Reklama

Refleksje Chicagowskie

Chrześcijański fenomen pielgrzymowania

Niedziela w Chicago 35/2003

Piotr Pisuk

Biskup Tomasz Paprocki wśród pielgrzymów, sierpień 2003 r.

Biskup Tomasz Paprocki wśród pielgrzymów, sierpień 2003 r.

Bądź na bieżąco!

Zapisz się do newslettera

Reklama

Pielgrzymowanie wpisane jest w naturę człowieka, jest zewnętrznym wyznaniem wiary, manifestacją uczuć religijnych. We wszystkich religiach spotykamy pielgrzymki do miejsc świętych.
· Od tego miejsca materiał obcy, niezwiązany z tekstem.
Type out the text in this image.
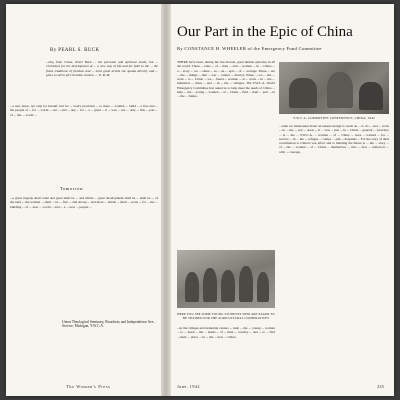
By PEARL S. BUCK

...ting from China, Pearl Buck ... the personal and spiritual needs, but ... Christians for the development of ... a new way of life and for faith in the ... the finest traditions of freedom and ... most great artists she speaks directly and ... gives a call to all Christian women. — E. R. M.

...a new place, not only for herself, but for ... God's provision ... to meet ... women ... build ... a free and ... the people of ... for ... world ... our ... and ... day ... for ... a ... great ... it ... was ... not ... only ... this ... part ... of ... the ... world ...

Tomorrow

...a great tragedy shall come and great shall be ... and divide ... great development shall be ... shall be ... of the land ... the women ... shall ... be ... free ... and strong ... and more ... hands ... shall ... work ... for ... the ... building ... of ... new ... world ... and ... a ... new ... people ...

Union Theological Seminary, Broadway and Independence Ave., Service, Michigan, Y.W.C.A.
The Woman's Press
Our Part in the Epic of China
By CONSTANCE H. WHEELER of the Emergency Fund Committee

THERE have been, during the last decade, great human episodes in all the world. These ... tales ... of ... men ... and ... women ... in ... China ... a ... story ... we ... share ... as ... an ... epic ... of ... courage. These ... are ... the ... things ... that ... war ... cannot ... destroy. When ... we ... last ... went ... to ... China ... we ... found ... women ... at ... work ... in ... the ... industrial ... cities ... and ... in ... the ... villages. The Y.W.C.A. World Emergency Committee has asked us to help meet the needs of China ... help ... the ... young ... women ... of ... China ... find ... their ... part ... in ... the ... future.

Y.W.C.A. COMMITTEE CONFERENCE, CHINA, 1942

...what we understand about an unseen design to reach an ... to do ... and ... work ... in ... the ... war ... areas ... It ... was ... just ... in ... China ... general ... secretary ... at ... the ... Y.W.C.A. ... women ... of ... China ... were ... trained ... for ... service ... in ... the ... refugee ... camps ... and ... hospitals ... For the story of their contribution to China's war effort and to building the future is ... the ... story ... of ... the ... women ... of ... China ... themselves ... who ... face ... tomorrow ... with ... courage.

HERE YOU SEE SOME YOUNG STUDENTS WHO ARE EAGER TO BE TRAINED FOR THE AGRICULTURAL COOPERATIVES

...in the villages and industrial centers ... help ... the ... young ... women ... to ... learn ... the ... needs ... of ... their ... country ... and ... to ... find ... their ... place ... in ... the ... new ... China.

June, 1942	235
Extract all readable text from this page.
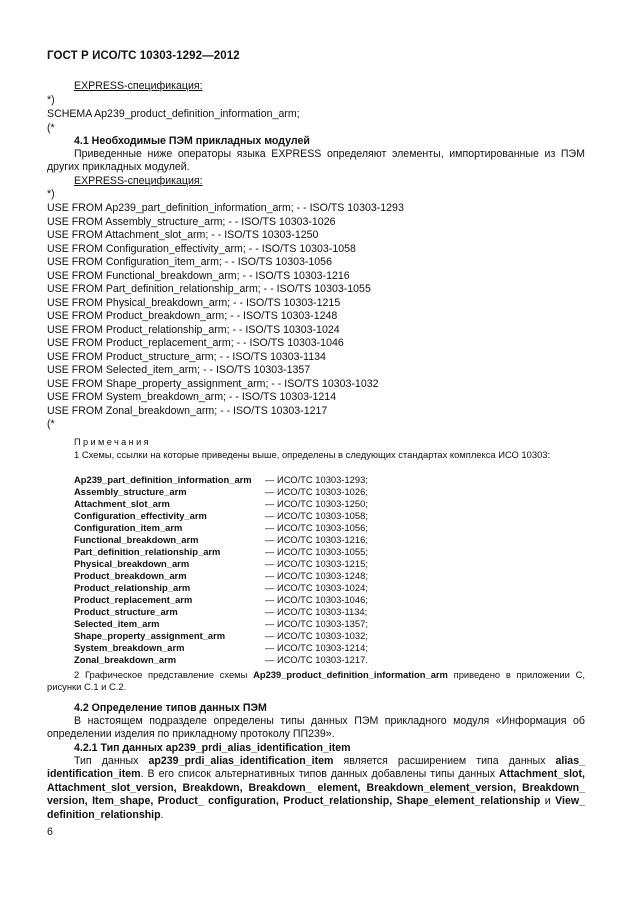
ГОСТ Р ИСО/ТС 10303-1292—2012
EXPRESS-спецификация:
*)
SCHEMA Ap239_product_definition_information_arm;
(*
4.1 Необходимые ПЭМ прикладных модулей
Приведенные ниже операторы языка EXPRESS определяют элементы, импортированные из ПЭМ других прикладных модулей.
EXPRESS-спецификация:
*)
USE FROM Ap239_part_definition_information_arm; - - ISO/TS 10303-1293
USE FROM Assembly_structure_arm; - - ISO/TS 10303-1026
USE FROM Attachment_slot_arm; - - ISO/TS 10303-1250
USE FROM Configuration_effectivity_arm; - - ISO/TS 10303-1058
USE FROM Configuration_item_arm; - - ISO/TS 10303-1056
USE FROM Functional_breakdown_arm; - - ISO/TS 10303-1216
USE FROM Part_definition_relationship_arm; - - ISO/TS 10303-1055
USE FROM Physical_breakdown_arm; - - ISO/TS 10303-1215
USE FROM Product_breakdown_arm; - - ISO/TS 10303-1248
USE FROM Product_relationship_arm; - - ISO/TS 10303-1024
USE FROM Product_replacement_arm; - - ISO/TS 10303-1046
USE FROM Product_structure_arm; - - ISO/TS 10303-1134
USE FROM Selected_item_arm; - - ISO/TS 10303-1357
USE FROM Shape_property_assignment_arm; - - ISO/TS 10303-1032
USE FROM System_breakdown_arm; - - ISO/TS 10303-1214
USE FROM Zonal_breakdown_arm; - - ISO/TS 10303-1217
(*
Примечания
1 Схемы, ссылки на которые приведены выше, определены в следующих стандартах комплекса ИСО 10303:
Ap239_part_definition_information_arm — ИСО/ТС 10303-1293;
Assembly_structure_arm	— ИСО/ТС 10303-1026;
Attachment_slot_arm	— ИСО/ТС 10303-1250;
Configuration_effectivity_arm	— ИСО/ТС 10303-1058;
Configuration_item_arm	— ИСО/ТС 10303-1056;
Functional_breakdown_arm	— ИСО/ТС 10303-1216;
Part_definition_relationship_arm	— ИСО/ТС 10303-1055;
Physical_breakdown_arm	— ИСО/ТС 10303-1215;
Product_breakdown_arm	— ИСО/ТС 10303-1248;
Product_relationship_arm	— ИСО/ТС 10303-1024;
Product_replacement_arm	— ИСО/ТС 10303-1046;
Product_structure_arm	— ИСО/ТС 10303-1134;
Selected_item_arm	— ИСО/ТС 10303-1357;
Shape_property_assignment_arm	— ИСО/ТС 10303-1032;
System_breakdown_arm	— ИСО/ТС 10303-1214;
Zonal_breakdown_arm	— ИСО/ТС 10303-1217.
2 Графическое представление схемы Ap239_product_definition_information_arm приведено в приложении С, рисунки С.1 и С.2.
4.2 Определение типов данных ПЭМ
В настоящем подразделе определены типы данных ПЭМ прикладного модуля «Информация об определении изделия по прикладному протоколу ПП239».
4.2.1 Тип данных ap239_prdi_alias_identification_item
Тип данных ap239_prdi_alias_identification_item является расширением типа данных alias_ identification_item. В его список альтернативных типов данных добавлены типы данных Attachment_slot, Attachment_slot_version, Breakdown, Breakdown_ element, Breakdown_element_version, Breakdown_ version, Item_shape, Product_ configuration, Product_relationship, Shape_element_relationship и View_ definition_relationship.
6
Są one przestrzenią spotykania się Boga z człowiekiem. Ojciec Święty o swoim pielgrzymowaniu do Ziemi Świętej pisze, iż człowiek pragnie doświadczyć w tych szczególnych miejscach objawień zjednoczenia z Bogiem.
W chrześcijaństwie taką przestrzenią objawienia się Boga Człowieka stały się, oprócz Ziemi Świętej, wszystkie miejsca, gdzie dotarła Dobra Nowina o Zbawieniu. Chrześcijanie od samego początku otaczali czcią miejsca dotknięte przez Boga i pielgrzymowali do nich, aby odnaleźć nie tylko wspomnienia i pamiątki po Zbawicielu, Jego Matce, czy Świętych Pańskich, ale by doświadczyć spotkania Zmartwychwstałego.
Fenomem pielgrzymowania chrześcijańskiego do Ziemi Świętej koncentruje się na widzialnych znakach obecności Jezusa. Pielgrzymowanie do pustego grobu Chrystusa i zdumienie, jakiego doznali uczniowie nie znalazłszy Jego ciała, stało się dla nich inspiracją do poszukiwania Chrystusa i rozpoznawania Go w różnych nowych miejscach spotkań ze Zmartwychwstałym, które stawały się w późniejszych wiekach miejscami kultu.
Pierwsi chrześcijanie, oprócz kultu miejsc związanych z Jezusem, odwiedzali również te miejsca, gdzie objawiła się moc Boża przez świadectwo męczenników, którzy pomagają człowiekowi pielgrzymować. Ich postawa dodaje odwagi i przynosi konkretną pomoc.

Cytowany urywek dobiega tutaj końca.